News Feature | April 1, 2014

Meaningful Use Spurs HIE Growth

Katie Wike

By Katie Wike, contributing writer

HIE Growth From Meaningful Use

HIEs ‘beginning to take off’ according to eHealth expert

Last week, the Federal Trade Commission hosted a workshop - Examining Health Care Competition - designed to “examine competition issues related to certain current developments in the U.S. health care industry.” The FTC held the workshop as part of mission is to focus “its resources to ensure that health care markets benefit from competition and innovation, both of which can reduce costs and increase the quality and accessibility of health care for consumers.”

One of the speakers, Micky Tripathi, president and CEO of the Massachusetts eHealth Collaborative, said. “Up until five years ago, the healthcare system had notably underinvested in electronic health records and health information exchange compared both to other sectors in the economy and other industrialized countries. But, we’ve made a tremendous amount of progress based on the Meaningful Use program over the last few years.”

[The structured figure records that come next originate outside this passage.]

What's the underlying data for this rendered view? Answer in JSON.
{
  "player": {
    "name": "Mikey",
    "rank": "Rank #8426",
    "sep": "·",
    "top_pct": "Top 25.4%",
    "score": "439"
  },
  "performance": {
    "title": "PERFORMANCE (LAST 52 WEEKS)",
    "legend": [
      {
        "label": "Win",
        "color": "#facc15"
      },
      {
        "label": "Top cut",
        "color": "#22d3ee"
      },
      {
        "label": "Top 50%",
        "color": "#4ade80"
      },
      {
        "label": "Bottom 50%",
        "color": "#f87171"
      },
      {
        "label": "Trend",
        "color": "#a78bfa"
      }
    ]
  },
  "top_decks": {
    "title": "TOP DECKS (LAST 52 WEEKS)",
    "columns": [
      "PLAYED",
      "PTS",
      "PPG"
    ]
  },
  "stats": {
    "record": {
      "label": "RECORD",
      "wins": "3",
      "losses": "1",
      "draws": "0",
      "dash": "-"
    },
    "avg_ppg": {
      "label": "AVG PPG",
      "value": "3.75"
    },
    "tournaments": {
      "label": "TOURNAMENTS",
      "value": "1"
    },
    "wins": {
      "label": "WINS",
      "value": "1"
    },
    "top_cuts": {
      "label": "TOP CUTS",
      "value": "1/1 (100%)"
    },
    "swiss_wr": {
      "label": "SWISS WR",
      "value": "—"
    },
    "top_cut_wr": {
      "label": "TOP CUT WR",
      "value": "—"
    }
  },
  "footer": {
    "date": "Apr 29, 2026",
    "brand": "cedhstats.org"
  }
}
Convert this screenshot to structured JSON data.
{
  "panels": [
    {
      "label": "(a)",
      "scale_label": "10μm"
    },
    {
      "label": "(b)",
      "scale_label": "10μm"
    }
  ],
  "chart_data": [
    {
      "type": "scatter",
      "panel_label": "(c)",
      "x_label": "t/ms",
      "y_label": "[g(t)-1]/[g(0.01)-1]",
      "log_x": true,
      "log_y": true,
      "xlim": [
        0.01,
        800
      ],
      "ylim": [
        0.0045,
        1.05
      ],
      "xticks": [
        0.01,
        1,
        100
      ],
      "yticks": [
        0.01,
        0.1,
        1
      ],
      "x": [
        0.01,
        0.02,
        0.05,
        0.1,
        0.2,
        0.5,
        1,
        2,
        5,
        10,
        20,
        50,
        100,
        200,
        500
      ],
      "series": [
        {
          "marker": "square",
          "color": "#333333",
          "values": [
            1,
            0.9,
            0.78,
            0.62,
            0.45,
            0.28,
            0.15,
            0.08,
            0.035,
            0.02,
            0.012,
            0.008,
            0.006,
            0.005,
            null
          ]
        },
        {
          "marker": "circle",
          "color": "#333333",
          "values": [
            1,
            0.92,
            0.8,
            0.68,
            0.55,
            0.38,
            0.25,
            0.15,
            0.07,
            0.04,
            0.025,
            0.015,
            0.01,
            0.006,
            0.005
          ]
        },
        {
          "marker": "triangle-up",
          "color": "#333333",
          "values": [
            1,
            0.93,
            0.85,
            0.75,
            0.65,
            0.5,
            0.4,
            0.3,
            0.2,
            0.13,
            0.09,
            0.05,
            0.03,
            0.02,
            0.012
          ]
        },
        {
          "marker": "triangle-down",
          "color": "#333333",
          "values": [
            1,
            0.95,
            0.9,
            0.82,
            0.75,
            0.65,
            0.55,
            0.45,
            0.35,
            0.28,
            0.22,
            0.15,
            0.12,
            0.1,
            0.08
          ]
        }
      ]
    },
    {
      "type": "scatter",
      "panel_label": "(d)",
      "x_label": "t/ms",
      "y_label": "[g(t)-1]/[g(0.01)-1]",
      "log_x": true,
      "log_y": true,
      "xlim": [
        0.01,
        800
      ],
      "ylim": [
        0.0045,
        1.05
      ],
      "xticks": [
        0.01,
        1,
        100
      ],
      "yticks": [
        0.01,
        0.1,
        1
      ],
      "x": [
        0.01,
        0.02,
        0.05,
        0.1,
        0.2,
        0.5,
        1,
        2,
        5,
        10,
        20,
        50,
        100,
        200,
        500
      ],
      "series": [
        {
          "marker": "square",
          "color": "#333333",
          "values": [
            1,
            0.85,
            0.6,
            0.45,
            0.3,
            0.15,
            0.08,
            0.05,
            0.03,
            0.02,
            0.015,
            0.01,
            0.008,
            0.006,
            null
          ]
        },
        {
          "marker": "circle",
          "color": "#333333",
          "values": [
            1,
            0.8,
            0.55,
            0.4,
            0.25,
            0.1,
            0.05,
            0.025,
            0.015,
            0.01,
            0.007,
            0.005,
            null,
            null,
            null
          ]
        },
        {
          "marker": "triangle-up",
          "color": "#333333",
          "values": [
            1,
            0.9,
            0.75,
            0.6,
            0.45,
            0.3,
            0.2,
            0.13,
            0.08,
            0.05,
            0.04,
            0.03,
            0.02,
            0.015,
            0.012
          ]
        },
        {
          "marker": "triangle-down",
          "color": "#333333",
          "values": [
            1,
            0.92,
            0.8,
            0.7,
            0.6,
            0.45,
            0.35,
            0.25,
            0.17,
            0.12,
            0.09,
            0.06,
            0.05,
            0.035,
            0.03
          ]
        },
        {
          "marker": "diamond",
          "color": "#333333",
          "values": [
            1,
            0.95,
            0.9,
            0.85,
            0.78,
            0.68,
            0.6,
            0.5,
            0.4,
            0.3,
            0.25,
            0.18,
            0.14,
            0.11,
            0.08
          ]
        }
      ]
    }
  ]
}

According to Health Data Management, Tripathi explained that HIT means electronic health records or other clinician-based applications that help with treatment, such as decision support, diagnostics, documentation, and order entry. However, HIE “refers to the technologies that allow those distinct instances to talk to each other.

“Health information exchange is a verb and it’s multi-layered and demand-driven with lots of people wanting to do this from the bottom up, which is a good thing,” Tripathi said. “It’s much more tactically focused led by a wide variety of organizations, some of them state-level kinds of organizations but more and more the private HIE phenomenon which is accountable care organizations and others who are doing it to serve that immediate business need.

“Query and retrieve is now starting to grow as a market phenomenon, not yet a part of Meaningful Use requirements. So, there’s a little bit now where the market is getting out ahead of where Meaningful Use is. We’ll see where that goes but it’s certainly growing and developing.”